いくら人と接しようが、見ず知らずの、会ったばかりの人間に対する警戒心はそれなりにある。
大小関わらず必ずあるものだが、特に光は頭を触られるのが嫌いだった。
クラスメイトの男子も女子も、光の頭に触れて来ようものなら社交的に簡単にいなすことができる。

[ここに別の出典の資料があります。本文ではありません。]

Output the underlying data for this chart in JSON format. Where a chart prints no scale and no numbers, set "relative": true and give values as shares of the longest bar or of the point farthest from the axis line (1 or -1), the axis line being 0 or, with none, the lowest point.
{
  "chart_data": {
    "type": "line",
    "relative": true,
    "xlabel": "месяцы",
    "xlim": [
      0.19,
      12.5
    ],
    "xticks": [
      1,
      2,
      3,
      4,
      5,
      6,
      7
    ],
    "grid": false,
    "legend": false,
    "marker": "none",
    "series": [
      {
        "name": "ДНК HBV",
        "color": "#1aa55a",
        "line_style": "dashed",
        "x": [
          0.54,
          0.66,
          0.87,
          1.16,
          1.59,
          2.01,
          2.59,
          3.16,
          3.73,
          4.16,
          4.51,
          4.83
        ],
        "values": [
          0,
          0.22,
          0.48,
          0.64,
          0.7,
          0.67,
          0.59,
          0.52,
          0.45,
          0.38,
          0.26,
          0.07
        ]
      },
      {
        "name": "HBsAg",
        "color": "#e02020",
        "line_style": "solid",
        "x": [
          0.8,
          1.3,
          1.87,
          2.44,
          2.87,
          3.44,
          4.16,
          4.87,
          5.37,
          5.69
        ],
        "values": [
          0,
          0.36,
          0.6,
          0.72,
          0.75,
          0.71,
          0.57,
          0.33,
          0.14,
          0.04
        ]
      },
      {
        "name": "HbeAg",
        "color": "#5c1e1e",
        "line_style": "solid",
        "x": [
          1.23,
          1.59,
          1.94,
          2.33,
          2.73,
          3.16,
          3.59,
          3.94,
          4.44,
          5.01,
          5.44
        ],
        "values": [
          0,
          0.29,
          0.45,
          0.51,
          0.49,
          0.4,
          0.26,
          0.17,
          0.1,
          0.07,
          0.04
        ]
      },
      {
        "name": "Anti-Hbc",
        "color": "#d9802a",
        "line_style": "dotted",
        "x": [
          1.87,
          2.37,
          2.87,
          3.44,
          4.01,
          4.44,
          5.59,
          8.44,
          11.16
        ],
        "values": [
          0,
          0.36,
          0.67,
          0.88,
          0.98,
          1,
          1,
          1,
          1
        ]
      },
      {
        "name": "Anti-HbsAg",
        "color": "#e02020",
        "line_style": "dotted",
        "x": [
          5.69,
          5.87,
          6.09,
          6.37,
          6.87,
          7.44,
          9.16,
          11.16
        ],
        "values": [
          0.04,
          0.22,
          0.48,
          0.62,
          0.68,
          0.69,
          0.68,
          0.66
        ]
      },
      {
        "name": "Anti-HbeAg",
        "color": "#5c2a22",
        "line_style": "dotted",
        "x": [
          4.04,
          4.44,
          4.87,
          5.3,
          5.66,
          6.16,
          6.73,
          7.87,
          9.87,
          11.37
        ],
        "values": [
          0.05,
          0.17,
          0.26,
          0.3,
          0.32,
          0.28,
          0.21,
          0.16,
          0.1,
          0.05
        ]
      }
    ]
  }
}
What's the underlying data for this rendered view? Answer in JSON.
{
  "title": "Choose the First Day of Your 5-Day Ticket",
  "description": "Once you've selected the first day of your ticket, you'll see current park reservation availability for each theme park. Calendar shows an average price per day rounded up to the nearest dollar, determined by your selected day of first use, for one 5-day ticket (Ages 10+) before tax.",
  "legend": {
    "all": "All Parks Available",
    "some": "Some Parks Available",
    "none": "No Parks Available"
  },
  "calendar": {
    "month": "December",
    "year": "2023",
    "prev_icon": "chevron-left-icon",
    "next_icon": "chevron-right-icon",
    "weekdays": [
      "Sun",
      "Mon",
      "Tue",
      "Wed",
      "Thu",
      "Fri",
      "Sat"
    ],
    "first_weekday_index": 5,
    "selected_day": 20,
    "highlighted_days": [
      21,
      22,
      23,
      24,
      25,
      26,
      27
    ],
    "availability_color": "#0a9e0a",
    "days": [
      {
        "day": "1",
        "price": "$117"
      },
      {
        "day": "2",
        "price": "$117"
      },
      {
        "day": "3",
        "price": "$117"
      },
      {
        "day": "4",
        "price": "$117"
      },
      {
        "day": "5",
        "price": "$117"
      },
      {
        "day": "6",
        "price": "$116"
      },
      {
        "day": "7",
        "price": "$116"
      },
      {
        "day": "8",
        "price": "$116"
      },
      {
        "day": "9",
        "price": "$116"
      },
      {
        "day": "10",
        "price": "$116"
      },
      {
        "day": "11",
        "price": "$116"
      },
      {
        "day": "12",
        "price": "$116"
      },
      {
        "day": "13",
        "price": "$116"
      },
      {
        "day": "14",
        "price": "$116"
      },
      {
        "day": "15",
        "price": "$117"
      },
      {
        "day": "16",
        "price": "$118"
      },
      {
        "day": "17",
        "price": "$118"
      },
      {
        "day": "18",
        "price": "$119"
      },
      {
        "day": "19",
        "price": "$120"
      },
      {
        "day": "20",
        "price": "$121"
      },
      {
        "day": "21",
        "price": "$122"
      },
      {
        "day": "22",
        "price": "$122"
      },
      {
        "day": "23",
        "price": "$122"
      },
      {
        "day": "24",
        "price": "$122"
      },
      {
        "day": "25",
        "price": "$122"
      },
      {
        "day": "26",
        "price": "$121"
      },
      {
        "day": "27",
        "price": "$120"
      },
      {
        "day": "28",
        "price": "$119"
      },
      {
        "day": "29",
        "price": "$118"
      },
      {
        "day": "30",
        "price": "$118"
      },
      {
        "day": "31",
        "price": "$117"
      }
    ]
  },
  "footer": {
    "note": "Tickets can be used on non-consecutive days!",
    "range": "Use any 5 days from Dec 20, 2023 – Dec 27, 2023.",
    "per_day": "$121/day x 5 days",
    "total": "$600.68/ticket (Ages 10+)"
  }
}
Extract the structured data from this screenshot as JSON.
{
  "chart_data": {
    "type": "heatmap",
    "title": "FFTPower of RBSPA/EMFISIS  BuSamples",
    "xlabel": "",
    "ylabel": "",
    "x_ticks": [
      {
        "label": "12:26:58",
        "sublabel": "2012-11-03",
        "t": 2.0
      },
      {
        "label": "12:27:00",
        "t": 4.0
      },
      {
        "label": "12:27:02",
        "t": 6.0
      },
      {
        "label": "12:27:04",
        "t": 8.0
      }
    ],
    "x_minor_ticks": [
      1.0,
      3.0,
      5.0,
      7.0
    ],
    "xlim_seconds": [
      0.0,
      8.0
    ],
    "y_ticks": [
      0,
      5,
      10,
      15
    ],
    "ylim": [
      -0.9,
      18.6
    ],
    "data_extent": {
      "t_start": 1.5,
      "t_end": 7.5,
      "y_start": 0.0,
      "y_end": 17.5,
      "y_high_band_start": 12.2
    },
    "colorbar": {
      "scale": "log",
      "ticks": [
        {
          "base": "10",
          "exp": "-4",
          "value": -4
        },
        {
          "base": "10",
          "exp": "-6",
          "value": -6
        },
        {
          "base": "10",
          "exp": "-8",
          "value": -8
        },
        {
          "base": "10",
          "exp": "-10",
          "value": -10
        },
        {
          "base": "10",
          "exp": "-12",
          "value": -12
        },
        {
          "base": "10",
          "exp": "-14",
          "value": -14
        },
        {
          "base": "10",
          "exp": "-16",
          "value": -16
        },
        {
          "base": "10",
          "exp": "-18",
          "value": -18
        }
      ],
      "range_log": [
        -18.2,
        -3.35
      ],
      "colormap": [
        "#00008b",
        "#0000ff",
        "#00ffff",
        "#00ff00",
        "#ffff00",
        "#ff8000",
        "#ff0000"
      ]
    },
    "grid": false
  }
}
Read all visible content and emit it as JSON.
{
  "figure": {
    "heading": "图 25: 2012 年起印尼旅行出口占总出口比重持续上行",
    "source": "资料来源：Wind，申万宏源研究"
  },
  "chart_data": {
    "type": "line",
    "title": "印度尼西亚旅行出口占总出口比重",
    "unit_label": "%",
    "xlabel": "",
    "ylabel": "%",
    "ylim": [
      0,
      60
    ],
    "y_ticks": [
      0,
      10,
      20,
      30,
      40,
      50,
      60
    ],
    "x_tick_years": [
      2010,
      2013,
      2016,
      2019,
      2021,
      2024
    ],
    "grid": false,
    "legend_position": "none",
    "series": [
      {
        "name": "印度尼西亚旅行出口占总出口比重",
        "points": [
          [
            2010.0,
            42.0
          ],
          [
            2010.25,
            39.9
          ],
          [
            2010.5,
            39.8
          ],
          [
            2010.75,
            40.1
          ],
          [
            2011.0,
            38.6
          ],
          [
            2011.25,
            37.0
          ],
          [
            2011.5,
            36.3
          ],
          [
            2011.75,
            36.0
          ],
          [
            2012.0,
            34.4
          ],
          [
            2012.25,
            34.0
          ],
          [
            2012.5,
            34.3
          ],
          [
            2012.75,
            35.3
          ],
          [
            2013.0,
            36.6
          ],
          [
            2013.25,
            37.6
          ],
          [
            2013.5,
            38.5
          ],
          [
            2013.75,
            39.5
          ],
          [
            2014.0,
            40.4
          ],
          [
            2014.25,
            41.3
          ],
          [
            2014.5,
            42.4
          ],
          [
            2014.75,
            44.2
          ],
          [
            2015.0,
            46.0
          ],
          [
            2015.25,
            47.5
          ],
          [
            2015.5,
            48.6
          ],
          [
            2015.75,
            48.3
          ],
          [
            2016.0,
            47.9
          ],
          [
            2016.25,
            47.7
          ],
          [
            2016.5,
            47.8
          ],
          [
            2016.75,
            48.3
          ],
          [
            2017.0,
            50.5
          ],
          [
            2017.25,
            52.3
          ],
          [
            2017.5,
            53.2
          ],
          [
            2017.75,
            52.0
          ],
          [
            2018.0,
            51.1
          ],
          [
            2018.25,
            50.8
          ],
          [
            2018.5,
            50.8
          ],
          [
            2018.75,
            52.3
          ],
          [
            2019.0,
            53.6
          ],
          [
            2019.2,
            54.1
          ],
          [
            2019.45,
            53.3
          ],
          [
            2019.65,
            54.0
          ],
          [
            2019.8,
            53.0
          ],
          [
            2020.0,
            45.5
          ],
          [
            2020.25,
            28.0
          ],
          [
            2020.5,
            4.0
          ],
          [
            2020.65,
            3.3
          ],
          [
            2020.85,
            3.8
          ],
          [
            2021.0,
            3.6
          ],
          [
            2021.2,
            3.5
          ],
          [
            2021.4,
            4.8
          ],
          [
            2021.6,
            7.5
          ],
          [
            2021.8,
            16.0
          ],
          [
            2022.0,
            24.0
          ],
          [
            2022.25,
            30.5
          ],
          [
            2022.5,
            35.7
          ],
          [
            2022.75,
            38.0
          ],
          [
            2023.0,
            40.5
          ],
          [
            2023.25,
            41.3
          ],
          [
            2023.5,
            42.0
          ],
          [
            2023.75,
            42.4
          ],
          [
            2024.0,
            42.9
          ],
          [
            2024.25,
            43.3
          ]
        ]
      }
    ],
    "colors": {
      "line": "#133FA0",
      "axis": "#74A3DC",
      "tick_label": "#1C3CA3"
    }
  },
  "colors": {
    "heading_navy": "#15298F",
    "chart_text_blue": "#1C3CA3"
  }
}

最終的には暴力を振ってでもその手を払いのけるほどの嫌悪感を感じていた。
――警戒していなかったわけじゃない……確かに、疲れてるし、カレー三杯は食べたいくらいおなかすいてるけど……
ドッドッドッと、薄い胸の奥の心臓が嫌な鳴り方をする。
――それでも、あんな簡単に触れられるなんて……!
今まで築き上げてきた要塞を簡単に破壊されたように光は震えた。
「おいってば!」
透の強い声にやっと我に返った光は、バッと振り返った。
遠くにある夕日が赤々と照らす商店街の中、着物の老人の姿は何処にもなかった。
その事実が更に心臓の鼓動に深い意味を持たせる。
ドッ、ドッ、ドッ……
――あの老人、何者……!?
弛緩した筋肉が緊張するのを感じながら、燃えるように赤い夕陽の中、光は初めて強敵との出会いにただただ困惑していた。